Roth also said she’s not surprised by the reduction in electronic filings.
“Attorneys can’t get jury trials and they’re not going to get any hearing dates, so that will slow down filings,” she said. “We think we’re going to be able to keep up with basic functions, with docketing. The judges are working and processing whatever they can that will not require in person hearings.”
That should mean when the crisis passes, paperwork should be up to date, but there will be backlogs in trials and most issues that require an in-person hearing or proceeding.
Putnam Clerk of Court Tim Smith also expects backlogs. “I think it will be in trials, hearings. . . the things where someone has to stand in front of a judge,” he said. “Jury selection is the exact opposite of social distancing.”
Like others, Smith has staff in the office for critical court functions while other employees work from home.

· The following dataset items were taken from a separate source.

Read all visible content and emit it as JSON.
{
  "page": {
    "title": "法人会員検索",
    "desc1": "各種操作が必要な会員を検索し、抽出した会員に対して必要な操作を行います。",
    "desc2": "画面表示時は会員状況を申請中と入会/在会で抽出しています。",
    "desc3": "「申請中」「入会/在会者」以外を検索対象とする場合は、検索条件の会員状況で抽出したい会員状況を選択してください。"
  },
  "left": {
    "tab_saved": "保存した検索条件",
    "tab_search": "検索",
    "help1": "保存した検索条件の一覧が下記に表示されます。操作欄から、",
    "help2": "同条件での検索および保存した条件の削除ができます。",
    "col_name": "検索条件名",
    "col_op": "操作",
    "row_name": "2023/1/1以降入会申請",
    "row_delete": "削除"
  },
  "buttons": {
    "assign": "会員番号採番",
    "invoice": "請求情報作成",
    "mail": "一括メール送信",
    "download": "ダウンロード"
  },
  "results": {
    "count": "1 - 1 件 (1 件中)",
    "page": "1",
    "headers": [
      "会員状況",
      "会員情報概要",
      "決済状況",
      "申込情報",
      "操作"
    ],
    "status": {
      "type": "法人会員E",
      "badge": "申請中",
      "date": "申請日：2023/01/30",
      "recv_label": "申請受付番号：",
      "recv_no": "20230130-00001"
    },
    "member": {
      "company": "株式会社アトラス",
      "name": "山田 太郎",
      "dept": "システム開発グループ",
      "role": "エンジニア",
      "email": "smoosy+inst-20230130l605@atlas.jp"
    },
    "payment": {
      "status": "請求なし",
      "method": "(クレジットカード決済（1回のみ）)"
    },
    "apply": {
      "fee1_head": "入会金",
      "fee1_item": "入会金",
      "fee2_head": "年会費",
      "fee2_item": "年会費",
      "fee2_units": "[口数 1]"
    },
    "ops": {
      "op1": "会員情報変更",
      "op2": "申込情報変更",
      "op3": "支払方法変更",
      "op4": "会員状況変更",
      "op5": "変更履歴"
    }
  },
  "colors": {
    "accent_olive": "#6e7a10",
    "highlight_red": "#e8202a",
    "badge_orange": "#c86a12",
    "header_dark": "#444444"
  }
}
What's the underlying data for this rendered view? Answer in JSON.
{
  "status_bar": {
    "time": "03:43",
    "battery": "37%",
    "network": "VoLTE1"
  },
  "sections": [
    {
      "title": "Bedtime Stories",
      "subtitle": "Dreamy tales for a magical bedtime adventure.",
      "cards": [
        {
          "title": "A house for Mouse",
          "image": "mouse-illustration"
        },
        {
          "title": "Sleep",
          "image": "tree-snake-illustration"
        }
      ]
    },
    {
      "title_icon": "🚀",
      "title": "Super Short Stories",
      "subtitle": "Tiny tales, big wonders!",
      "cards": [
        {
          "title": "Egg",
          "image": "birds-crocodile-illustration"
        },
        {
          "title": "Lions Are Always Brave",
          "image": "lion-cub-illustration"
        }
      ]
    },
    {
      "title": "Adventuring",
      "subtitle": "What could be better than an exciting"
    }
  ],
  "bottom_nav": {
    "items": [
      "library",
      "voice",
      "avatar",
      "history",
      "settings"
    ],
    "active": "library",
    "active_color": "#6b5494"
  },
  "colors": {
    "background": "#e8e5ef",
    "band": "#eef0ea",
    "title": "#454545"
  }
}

“We established a customer service center where everything that comes to us — either from our court duties or our board of county commission duties — comes through a central site,” he said, and employees, taking the appropriate precautions, still directly help the public.
Smith is in perhaps a unique position to appreciate how technology has made it possible for lawyers, clerks, judges, and others to work remotely to mitigate the spread of COVID-19. For several years, he has chaired the Florida Court E-Filing Authority, which oversees the court system’s statewide e-filing portal. The portal, which allows filings from anywhere with internet access, has continued to function, accepting documents from lawyers and other filers, despite limitations on in-person court activities and many people working at home.
“We fought hard and instituted all of these technology services over the last eight to 10 years. We did it mostly for convenience for our customers and the judiciary, but how valuable those serves have been shown to be,” Smith said. “Folks who moved that forward probably never envisioned how valuable this would be.”
Because of the portal and other technological upgrades, “You can still communicate with us relative to every aspect of what the clerk’s office does,” he added. “You can file through the portal, you can initiate a case, you can access court records, you can get certified court documents, you can request copies of official records; those can be e-certified and mailed to you.
“I appreciate we had folks who had vision and it proved so valuable today. I wish we were further along on folks who had remote access. I think that’s going to be the next step.”
Of course, some things may always require a human touch, and some clerks have continued to issue wedding licenses, with Smith and Kinsaul reporting an uptick in applications. Smith said he may be getting business from surrounding counties that have stopped issuing licenses, but Kinsaul, who also saw an uptick in passport applications, said he thinks people were anticipating perhaps there would be more restrictions on such routine activities soon.
And maybe there are some things not even COVID-19 can stop.